So Interpol’s frontman Paul Banks has joined the growing ranks of blokes in bands releasing solo records, but does the world need another outlet for his creative juices?
On first listen, and particularly on first track Only If You Run, you’d have to say a big fat ‘no’. It plods, it whines, and it lacks any of the tense energy of Interpol at their best.
Things improve markedly on the single Fun That We Have, which carries a decent tune and some interesting electronic stylings. Plenti also takes a worthwhile diversion into classical, albeit synthetic, instrumentation on the title track and Madrid Song¹. The more upbeat Unwind is a highlight, with horns and piano bringing it to life and raising it above mere tinkering.

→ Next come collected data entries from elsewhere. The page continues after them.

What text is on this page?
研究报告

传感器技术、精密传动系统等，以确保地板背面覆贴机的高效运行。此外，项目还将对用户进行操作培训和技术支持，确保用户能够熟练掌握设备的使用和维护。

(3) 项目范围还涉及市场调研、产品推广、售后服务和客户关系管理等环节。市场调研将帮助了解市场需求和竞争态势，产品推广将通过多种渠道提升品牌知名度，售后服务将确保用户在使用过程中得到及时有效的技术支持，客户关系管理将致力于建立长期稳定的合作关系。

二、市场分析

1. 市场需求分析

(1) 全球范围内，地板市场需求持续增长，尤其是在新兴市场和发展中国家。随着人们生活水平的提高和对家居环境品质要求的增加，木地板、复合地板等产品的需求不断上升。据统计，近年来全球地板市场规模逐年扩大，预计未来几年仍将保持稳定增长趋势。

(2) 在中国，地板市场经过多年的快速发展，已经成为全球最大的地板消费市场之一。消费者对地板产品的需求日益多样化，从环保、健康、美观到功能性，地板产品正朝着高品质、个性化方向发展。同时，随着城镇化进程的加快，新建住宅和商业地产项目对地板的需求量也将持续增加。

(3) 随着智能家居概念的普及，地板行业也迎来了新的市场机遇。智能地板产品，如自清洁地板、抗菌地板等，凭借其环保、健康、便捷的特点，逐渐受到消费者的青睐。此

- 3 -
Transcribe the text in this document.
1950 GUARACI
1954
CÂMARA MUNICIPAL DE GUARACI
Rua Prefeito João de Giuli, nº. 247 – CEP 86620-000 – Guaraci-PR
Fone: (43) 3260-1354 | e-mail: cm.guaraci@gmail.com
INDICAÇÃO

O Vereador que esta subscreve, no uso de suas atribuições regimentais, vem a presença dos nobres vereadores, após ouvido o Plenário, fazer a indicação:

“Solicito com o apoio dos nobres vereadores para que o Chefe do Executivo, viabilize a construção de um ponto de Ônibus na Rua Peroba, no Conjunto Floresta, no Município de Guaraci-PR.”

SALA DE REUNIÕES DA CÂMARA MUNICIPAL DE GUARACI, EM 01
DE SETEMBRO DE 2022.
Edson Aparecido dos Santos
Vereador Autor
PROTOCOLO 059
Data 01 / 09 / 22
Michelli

Overall, this album feels too much like a vanity project, and with a non too-interesting back-story at that – Banks discovered Logic Pro in 2006, messed around with it for a couple of years, and this is the first fruits.
As a result, the album is an interesting documentation of Banks’ creative process, but lacks any real warmth, and also highlights his slightly dull voice.
Comparisons with Interpol may be unfair, but you really do begin to yearn for the taught, sexy bass lines of Carlos D as the album drags on.
Banks has said that there’s plenty more Plenti where this came from. On the evidence of this record, he might be better off getting back to the day job.